Both programming and debugging involve feedback. In programming this feedback is often instant, reliable, and structured. This is a kind learning environment. It’s one in which all information required to make inferences about what is happening is readily available. Using the repl or writing a unit test both involve contexts in which there is a clear path towards making effective decisions.

Wicked learning environments have no such guarantees. Information available is limited and partial. Decisions in these environments are difficult as there is inherent ambiguity and gaps that must somehow be accounted for. Debugging typically presents such a case. Errors that arise in the day-to-day work of a software engineer can emerge from any source, and solving them can demand an experimental approach. Identifying underlying patterns is hard as these patterns may not exist in a conventional form, and feedback is unreliable or not guaranteed.

  • Kind learning environments

    • Using the repl, writing unit tests (most of the time), programming in general
    • Tennis, football, and effectively all sport
    • Playing a musical instrument
    • Learning to program, as feedback on incorrect code is instant and readily available
    • Most environments tackled by machine learning: image classification, tagging, recommender systems
  • Wicked learning environments

    • Debugging obscure OS errors, race conditions, heisenbugs
    • Trading a stock, currency, or financial instrument
    • Playing MTT Poker
    • Learning mathematics, as there is no feedback
    • Most environments tackled by humans: humour, understanding a TV show or book, communication

Feedback in a Kind Learning Environment

Malcolm Gladwell’s Outliers: the story of success made the case for specialisation. Sportspeople like Tiger Woods practiced their craft from a young age with a tenacity and drive that isn’t found in those less successful. This is the now-famous 10,000 hour rule. Deliberate practice and focus on a singular goal is key, and this separates the best from the rest.

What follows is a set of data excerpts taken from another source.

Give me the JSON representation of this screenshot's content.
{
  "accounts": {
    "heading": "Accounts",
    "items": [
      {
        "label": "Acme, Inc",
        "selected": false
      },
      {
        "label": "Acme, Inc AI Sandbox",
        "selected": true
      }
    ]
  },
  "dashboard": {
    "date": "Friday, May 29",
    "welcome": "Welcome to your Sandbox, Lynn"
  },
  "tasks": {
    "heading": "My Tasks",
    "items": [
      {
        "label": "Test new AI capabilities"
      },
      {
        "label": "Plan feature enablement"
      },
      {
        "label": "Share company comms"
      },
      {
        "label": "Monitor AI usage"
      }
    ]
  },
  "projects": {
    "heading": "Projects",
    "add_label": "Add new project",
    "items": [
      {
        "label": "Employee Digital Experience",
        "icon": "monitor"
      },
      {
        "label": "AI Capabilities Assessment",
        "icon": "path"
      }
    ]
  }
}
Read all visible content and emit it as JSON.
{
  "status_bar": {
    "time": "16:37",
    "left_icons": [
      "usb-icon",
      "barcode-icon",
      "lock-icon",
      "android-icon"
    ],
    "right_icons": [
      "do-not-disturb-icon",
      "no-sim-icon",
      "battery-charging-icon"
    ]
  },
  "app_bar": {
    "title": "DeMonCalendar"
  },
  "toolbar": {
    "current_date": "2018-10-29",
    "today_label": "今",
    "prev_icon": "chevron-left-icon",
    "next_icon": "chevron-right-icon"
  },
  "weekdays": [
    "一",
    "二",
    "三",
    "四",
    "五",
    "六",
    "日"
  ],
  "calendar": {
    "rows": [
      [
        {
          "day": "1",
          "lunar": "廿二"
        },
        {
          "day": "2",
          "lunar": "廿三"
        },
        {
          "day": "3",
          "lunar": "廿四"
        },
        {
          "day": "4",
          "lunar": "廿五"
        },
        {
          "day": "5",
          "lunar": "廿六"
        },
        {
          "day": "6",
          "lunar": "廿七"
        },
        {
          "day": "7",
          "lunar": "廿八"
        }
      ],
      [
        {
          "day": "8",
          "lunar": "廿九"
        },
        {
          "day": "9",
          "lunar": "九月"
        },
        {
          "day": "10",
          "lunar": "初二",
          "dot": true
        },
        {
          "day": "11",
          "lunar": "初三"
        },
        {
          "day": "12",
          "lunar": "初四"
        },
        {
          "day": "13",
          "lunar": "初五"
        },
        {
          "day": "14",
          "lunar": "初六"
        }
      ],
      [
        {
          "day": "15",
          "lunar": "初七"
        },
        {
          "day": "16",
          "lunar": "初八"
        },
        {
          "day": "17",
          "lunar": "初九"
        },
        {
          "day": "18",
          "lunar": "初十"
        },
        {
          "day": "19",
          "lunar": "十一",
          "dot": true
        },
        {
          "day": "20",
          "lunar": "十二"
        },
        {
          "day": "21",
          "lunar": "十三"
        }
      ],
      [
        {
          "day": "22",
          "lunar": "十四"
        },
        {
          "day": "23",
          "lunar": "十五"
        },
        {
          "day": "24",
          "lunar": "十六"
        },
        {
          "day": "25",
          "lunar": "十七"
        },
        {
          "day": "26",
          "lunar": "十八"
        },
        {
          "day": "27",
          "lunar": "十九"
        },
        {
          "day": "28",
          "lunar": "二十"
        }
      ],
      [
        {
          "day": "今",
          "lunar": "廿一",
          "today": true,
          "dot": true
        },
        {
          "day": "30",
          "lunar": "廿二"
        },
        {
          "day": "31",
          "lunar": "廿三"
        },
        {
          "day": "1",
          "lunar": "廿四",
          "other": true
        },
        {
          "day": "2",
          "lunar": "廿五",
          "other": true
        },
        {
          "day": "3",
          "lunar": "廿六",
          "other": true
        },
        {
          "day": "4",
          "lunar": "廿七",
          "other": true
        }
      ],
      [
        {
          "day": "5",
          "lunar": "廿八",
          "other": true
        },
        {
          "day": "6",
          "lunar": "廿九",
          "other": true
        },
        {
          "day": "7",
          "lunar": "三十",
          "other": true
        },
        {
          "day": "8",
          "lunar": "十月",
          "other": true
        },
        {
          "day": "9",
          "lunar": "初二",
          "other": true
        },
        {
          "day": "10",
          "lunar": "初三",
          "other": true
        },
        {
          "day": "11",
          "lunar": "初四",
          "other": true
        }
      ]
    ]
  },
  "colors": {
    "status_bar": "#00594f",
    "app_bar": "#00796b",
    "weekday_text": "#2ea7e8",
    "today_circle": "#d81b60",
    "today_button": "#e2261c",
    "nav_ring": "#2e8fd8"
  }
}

People like Tiger Woods, Magnus Carlsen, and Adam Ondra are all exemplar examples of people who are uniquely committed to their craft. Their ability can be orders of magnitude beyond even their elite peers. The 10,000 hour rule makes intuitive sense, and it’s easy to point to concrete examples where it applies.

But the envirionment in which they operate is a kind learning environment. Sport and chess both feature rapid, reliable, and predictable feedback that tells players how well they are performing, and provides clues on how to improve. This does not mean that improving is easy, but that the environment for doing so makes this unambiguous.

Debugging is a Wicked Learning Environment

The case against specialisation has many guises. David Epstein points out that most successful athletes and nobel laureates tend to possess a broader range of skills than is commonly appreciated. Gaining expertise outside your domain can help to augment your skills in ways that are not possible through continued specialisation.

Debugging presents a case where the problem domain is ambiguous and solutions are best sought through a variety of mental models. In this context, breadth of sufficient knowledge beats depth. It provides more tools to deal with the situation at hand, and more ways to use those tools effectively. Debugging is problem solving, and feedback on progress towards solving this class of problem is often unreliable or misleading. Divergent thinking can be the best approach to navigate these situations.

I’ve personally found diving into different parts of software engineering helpful. Learning about Linux and shell use in depth has been immensely useful while debugging tools failing on the frontend. Likewise, I’ve found a huge amount of transfer from a somewhat unconventional background in the field.